The rapid outbreak of demand has led to a sharp increase in textile and clothing orders and a sharp drop in inventory. The terminals are already in full production and still cannot meet the demand, resulting in an increase in the price of production materials. The wave is coming.
It is a fact that prices have increased, and it is also a fact that short fiber stocks have fallen to low levels. But are these orders transmitted online really enough to push raw materials out of a historic rise?
There are still a few points that need to be considered calmly. It stands to reason that the advantage of India’s textile industry is mainly cotton spinning, while polyester accounts for a much smaller proportion. If only orders from India are transferred to China, cotton yarn will undoubtedly be more affected (in fact, these varieties also lead the market after the National Day), while the polyester market has an extra premium due to emotional infection.
Secondly, according to statistics from an organization, China’s textile and clothing exports have recovered significantly since May this year. May was the climax of the evolution of the epidemic in countries such as India and Vietnam, and domestic supply filled the gap. Overseas gaps. After May, China’s textile and clothing export data continued to improve. July was the peak of marginal improvement in fundamental demand. After July, exports fell year-on-year.

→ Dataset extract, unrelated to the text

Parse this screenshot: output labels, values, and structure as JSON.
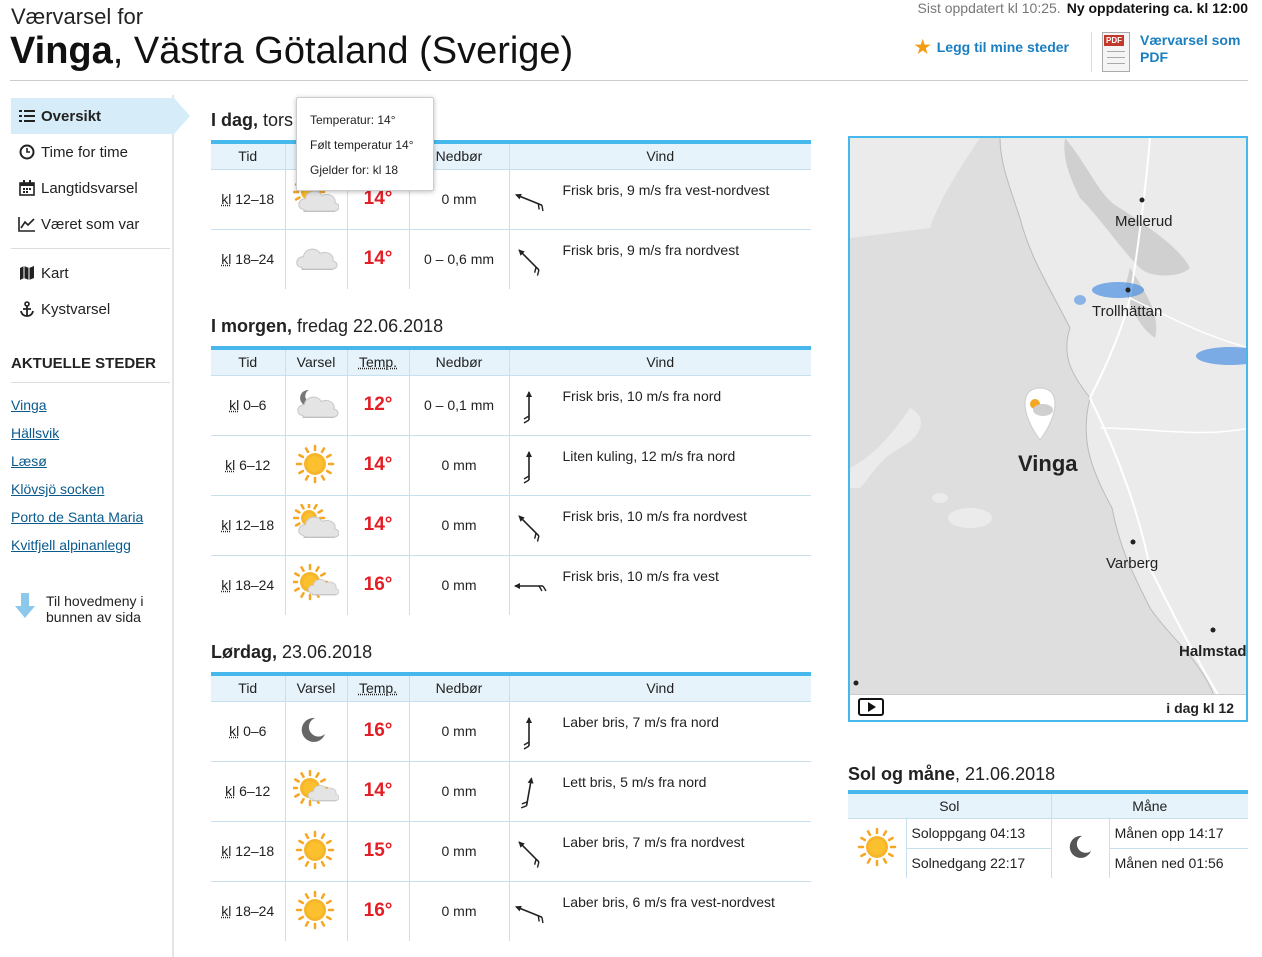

After July, the export volume of India and Vietnam began to pick up, and is currently on an upward path. There is still 20% room for growth from the level of previous years. Therefore, although the epidemic in India continues to ferment, but according to this rhythm, the domestic textile industry is in the second half of its climax, so we have to doubt the carnival of capital market sentiment behind the current booming polyester market.
Of course, these are just hidden risks. At present, the load of polyester staple fiber, downstream looms, and texturing are close to full, but they are still unable to meet the surging terminal demand, and inventories are declining rapidly. Since it is impossible to add a large amount of new production capacity in a short period of time, you cannot predict when the spot price will turn around. Such high profits are not unreasonable. Only when demand decreases will high-priced raw materials become unavailable, but this will take time to pass on. Recently, the main market of short fiber has experienced three consecutive declines. It is more due to changes in positions that affect the market. Of course, if the production and sales of short fiber continue to cool down, it will inevitably cause the market to worry about the persistence of demand orders.
Can bottom-up promotion make PTA “young again”? Looking back at past PTA trends, the most classic example of demand pushing PTA’s focus upward is the rebound after the last round of bear market. The golden months of September and October in 2016 and 2017 respectively significantly helped the market rise. However, several epic increases in PTA were either driven by costs or caused by supply-side overhauls.
So even if PTA is at a historical low and positions are at a historical high, it is the best time for bulls to enter the market, but the market just can’t get up. Therefore, grinding is the bottom, and relying solely on the demand side may cause the center of gravity to slowly shift upward. What’s more, there is no guarantee that the demand will always be real.
From the post-holiday rebound of PTA, which was accompanied by a daily increase of 840,000 lots in a single week, it can be seen that the industry is still biased toward hedging. The reason lies on the cost side. As PX gradually turns to serious surplus, profits are transferred to the downstream. But because PTA also has overcapacity, does it have too high a profit?
So as long as crude oil and PX do not rise strongly, PTA prices will rise purely due to downstream demand, leading to an increase in profits. This will inevitably make some manufacturers tempted to lock in profits in advance, that is, to provide short orders to sell on the market. Spot goods. This may explain the small increase in PTA after the holiday, but the sharp increase in positions. Although the current hot demand from terminals can immediately drive up the short-fiber market, for PTA we can only say wait and see and cherish it.